We also detected the systemic and local antioxidant abilities in our experimental animals. It seemed that the decreased total antioxidant capacity was contradictory with the compensatorily incremental levels of GR, TRX, SOD1, and Nrf-2 in CdCl2-treated rats. We supposed that, despite of the huge quantities of the antioxidant-related factors, the qualities of these beneficial proteins were degraded by the heavy metal Cd, which mean the bioeffects of these antioxidants and the DNA-binding ability of Nrf-2 were weakened. Ferramola et al. revealed that the enzymatic activities of antioxidants could be modified by Cd2+ [25]. We speculated that Cd2+ probably interfered or inactivated the biological functions of those proteins (e.g., Zn/Cu-SOD) by replacing the essential elements in the functional domains of their molecular structures or disturbing the metabolisms of metal ions which were indispensable for the enzymatic activities to effect. So, with this point in mind, despite of the quantitatively overwhelming antioxidative forces, the organism, in essence, was still in a state of oxidative stress. What was worse, in the absence of efficient antioxidant activities, NO might react with superoxide to produce a harmful nitric free radical, peroxynitrite (ONOO), leading to lipid peroxidation [24, 26]. Thus, CdCl2 promoted oxidative activities and impaired the antioxidant system at the same time, resulting in oxidative stress.

There is substantial evidence to suggest that oxidative stress provokes extensive damages to the macromolecular substances, involving protein degradation, oxidative DNA damage, and lipid peroxidation [21]. There are reports on the oxidative DNA damage in preeclamptic pregnancies, although the biological importance remains to be determined. In our immunohistochemistry study, we observed that CdCl2 aggravated oxidative DNA damage in pregnant rats, indicated by a higher proportion of 8-OHdG positive nuclei in placenta tissue. It was reasonable to infer that such DNA damage would disturb the well-functioning of placenta (such as trophoblastic invasion, placentation) at gene transcriptional levels, therefore, contributing to the pathogenesis of PE.

In our research, we also discovered that several DNA repair factors which are involved in base excision repair (APE1) or nonspecific repair pathways (p53) were remarkably increased, both at gene and protein levels. Changes in the expression levels of these repair components are usually adopted as useful clues for evaluating the severity of oxidative stress or oxidative DNA damage [15]. Overexpression of some repair enzymes does not always contribute to enhanced protection against DNA-damaging agents [27]. In this regard, it waits to be seen whether the capacity or efficiency of Cd-treated placenta to repair DNA lesions after up-regulation of specific repair elements is improved. An excess of certain repair proteins may even prove detrimental more than beneficial to mammalian cells [27].
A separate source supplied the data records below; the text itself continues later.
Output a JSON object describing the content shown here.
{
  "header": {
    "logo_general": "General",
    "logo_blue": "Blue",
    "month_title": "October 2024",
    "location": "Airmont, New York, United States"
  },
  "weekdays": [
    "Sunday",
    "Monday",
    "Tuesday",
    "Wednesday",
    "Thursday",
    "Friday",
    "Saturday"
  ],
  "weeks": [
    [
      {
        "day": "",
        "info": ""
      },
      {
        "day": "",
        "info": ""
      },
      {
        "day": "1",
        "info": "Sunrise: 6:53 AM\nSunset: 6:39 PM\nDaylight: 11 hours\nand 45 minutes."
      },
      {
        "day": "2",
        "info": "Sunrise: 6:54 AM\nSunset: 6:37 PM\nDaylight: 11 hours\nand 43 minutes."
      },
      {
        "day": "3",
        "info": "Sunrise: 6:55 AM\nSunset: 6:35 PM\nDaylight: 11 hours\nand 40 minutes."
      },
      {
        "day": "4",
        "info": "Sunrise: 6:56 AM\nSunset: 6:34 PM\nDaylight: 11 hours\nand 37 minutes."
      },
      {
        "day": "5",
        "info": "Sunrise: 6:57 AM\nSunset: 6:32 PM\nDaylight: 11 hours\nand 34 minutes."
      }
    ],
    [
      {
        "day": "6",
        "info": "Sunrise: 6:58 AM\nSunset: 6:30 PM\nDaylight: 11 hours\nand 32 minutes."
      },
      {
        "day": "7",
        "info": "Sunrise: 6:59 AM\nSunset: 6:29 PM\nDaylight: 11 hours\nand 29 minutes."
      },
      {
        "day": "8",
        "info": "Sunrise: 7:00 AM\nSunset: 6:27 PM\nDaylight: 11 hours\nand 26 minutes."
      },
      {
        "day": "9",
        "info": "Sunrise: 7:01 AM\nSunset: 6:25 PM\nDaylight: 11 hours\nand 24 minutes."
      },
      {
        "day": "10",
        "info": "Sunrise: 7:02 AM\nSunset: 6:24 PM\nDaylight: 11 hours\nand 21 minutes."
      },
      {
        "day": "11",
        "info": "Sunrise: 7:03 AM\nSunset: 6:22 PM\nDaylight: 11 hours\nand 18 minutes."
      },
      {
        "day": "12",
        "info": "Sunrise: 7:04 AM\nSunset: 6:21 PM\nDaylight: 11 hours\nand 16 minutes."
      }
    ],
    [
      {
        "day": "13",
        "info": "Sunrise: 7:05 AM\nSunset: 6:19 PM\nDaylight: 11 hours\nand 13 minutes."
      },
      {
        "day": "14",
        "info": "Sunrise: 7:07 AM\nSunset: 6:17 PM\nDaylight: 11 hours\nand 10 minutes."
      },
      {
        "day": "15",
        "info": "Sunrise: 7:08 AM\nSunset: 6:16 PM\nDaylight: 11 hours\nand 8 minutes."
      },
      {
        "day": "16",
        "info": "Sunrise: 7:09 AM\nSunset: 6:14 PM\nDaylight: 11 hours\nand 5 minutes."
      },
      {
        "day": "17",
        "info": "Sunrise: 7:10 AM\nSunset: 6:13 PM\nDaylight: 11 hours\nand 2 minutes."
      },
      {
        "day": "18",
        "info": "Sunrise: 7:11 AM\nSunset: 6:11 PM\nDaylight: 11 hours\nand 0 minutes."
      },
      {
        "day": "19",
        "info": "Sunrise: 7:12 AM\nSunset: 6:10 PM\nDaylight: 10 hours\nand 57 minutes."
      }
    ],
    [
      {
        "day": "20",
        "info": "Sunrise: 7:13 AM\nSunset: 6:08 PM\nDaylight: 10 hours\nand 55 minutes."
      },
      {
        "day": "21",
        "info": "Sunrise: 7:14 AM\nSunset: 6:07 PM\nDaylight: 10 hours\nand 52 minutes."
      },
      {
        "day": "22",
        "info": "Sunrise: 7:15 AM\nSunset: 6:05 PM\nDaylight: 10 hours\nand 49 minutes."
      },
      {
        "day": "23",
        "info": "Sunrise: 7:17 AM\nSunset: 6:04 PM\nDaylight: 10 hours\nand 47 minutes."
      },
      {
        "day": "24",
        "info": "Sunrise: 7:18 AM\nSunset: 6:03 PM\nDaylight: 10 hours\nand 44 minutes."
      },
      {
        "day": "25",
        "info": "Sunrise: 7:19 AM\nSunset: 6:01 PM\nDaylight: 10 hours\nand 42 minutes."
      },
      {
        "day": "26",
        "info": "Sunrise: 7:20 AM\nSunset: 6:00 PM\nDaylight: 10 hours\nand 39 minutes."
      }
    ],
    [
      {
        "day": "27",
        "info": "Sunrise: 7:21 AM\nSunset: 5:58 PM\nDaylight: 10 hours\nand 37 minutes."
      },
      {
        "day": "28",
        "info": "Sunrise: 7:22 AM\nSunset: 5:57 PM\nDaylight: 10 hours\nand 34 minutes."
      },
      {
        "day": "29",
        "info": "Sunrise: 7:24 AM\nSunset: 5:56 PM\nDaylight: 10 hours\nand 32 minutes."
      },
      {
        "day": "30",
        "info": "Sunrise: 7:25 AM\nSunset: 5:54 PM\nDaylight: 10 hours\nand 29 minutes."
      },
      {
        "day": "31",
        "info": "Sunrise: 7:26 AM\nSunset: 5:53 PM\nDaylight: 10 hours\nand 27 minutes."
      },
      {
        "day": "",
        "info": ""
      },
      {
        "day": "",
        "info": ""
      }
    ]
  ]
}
In summary, our findings display that pregnant rats exposed to Cd successfully develop the phenotypic characteristics of human preeclampsia (e.g., hypertension, proteinuria). We demonstrate that increased oxidative DNA damage in placenta contributes to the development of preeclamptic conditions in rat. However, currently, there has been a lack of enough knowledge explaining the functional consequences of damaged DNA in preeclamptic placenta. And the role of DNA repair is not very well understood in preeclampsia, nor, indeed, in normal pregnancy, further investigations will no doubt be needed.